Last Friday assured my decision in Year One: To repeat or not.
I'm glad I did, and the results is also why I did. I obtained 4 distinctions with a B for GP. Unbelievable..
GP is the surprising one. Although I secretly wished that to ace it, my mind told me to be realistic. I did an almost philosophical question, a question that only the bishan and bukit timah JCs will do. "Is humour ever serious?" Seriously, I wrote that. After the paper, I told my friends about my attempt and their jaws just.. dropped. That made me feel so awful and I swear I would never want to see those expressions again. It made me doubt myself.
Buttttt, THANK GOD! People may think that it's luck, but no, it's God. I would never achieved such grades without his grace.

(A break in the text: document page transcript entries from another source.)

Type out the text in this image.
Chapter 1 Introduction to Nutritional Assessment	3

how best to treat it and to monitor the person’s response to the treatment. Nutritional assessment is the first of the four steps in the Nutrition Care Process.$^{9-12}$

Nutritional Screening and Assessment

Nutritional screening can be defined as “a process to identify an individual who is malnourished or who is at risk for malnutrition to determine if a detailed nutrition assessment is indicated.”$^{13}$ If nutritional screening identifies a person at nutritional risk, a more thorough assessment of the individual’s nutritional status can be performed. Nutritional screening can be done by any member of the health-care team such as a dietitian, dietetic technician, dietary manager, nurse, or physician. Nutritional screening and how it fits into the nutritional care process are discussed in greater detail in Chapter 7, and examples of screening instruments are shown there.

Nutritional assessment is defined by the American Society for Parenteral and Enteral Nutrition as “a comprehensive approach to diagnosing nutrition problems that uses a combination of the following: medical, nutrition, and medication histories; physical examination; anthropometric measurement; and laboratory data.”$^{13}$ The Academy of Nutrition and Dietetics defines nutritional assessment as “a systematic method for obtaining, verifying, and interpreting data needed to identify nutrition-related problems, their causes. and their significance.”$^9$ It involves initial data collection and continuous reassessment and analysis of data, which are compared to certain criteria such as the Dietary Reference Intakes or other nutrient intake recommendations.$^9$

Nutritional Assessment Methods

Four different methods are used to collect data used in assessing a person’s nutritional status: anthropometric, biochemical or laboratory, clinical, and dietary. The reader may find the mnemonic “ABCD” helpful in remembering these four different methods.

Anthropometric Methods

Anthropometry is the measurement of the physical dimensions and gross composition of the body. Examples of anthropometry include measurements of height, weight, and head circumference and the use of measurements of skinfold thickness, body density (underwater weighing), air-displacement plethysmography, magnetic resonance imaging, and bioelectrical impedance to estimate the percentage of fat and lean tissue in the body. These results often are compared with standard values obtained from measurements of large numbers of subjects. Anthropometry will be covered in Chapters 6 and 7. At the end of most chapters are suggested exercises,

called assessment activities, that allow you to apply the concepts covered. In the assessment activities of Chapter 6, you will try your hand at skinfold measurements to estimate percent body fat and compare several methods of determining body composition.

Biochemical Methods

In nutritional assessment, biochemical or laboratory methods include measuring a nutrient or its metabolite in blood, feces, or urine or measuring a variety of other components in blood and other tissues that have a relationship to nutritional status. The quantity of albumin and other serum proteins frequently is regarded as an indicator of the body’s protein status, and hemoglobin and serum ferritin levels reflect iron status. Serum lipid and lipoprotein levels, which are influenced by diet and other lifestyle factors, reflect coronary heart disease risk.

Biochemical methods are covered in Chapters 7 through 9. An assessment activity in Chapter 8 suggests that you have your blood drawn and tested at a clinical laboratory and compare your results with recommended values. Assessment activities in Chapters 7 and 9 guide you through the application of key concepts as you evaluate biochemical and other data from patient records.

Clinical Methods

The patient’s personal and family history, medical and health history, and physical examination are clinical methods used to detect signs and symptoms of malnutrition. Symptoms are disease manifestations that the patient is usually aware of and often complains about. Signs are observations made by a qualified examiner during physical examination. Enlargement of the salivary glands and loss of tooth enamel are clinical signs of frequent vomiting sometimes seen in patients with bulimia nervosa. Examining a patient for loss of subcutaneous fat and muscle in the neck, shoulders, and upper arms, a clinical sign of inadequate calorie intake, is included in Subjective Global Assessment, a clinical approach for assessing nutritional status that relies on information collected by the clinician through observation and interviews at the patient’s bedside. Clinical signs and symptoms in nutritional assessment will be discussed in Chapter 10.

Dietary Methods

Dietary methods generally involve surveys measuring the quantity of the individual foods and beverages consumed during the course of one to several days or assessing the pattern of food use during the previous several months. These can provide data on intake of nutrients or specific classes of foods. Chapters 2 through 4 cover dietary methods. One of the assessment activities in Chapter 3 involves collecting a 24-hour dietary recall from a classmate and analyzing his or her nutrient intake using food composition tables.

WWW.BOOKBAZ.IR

There was a chance for me to go up on stage and collect my results from the principal. What honour, and a dream come true. This proves that nothing is impossible, and for those teachers who look down on retainees, IN YOUR FACE. Hahaha.
Nonetheless, I especially miss the times studying in the library, coming up with weird theories for entertainment with friends, trying to stay awake while mugging yadayada.. It was the process of long mugging hours that cultivated my perseverance, my independence and so on. While people will label me as "the retainee with 4 As", that is not something I want to be remembered for. That's sad actually. I want to be known as a friend who has helped her peers to study and achieve something more, a friend that motivated many to dream big, and a friend that encouraged many during the tough preparations. This means so much more to me.
I remember asking God in Year 1.5 to grant me good grades to glorify Him. How? By helping my classmates when they ask for help. Be patient and help them out in my stronger subjects. Be a friend they can turn to if they have any questions. Did I do it? Yes, I did, but I thought I could have done better. I'm an impatient person, and I do admit that I was annoyed by the influx of questions(at times only!) asked during my mugging time. I thought the time answering questions could be used for my OWN revision. How selfish yeah. But I learn, and I grow. While I thank God for my results, this is a chance for me to learn and grow to become better and selfless, to become more like Jesus.
Lastly, being on the honour roll does not change who I am. If I'm the girl struggling with sin, I am. If I am the christian that does not do qt, I am. Having distinctions will not score a special place in heaven above. I need to deal with whatever problems I have, no escape. I continue to pray that God will be help me to overcome the bad habits in my life.
Right now, I'm facing a good problem: choosing my primary degree. (I know many people would want to bash me!) I still love econs, but I have serious doubt on my ability to handle the mathematics. I am definitely torn between economics and sociology! However, I should stop walking in front of God. Let Him take the lead.
Meanwhile, I shall enjoy the 5 months left of an academic respite.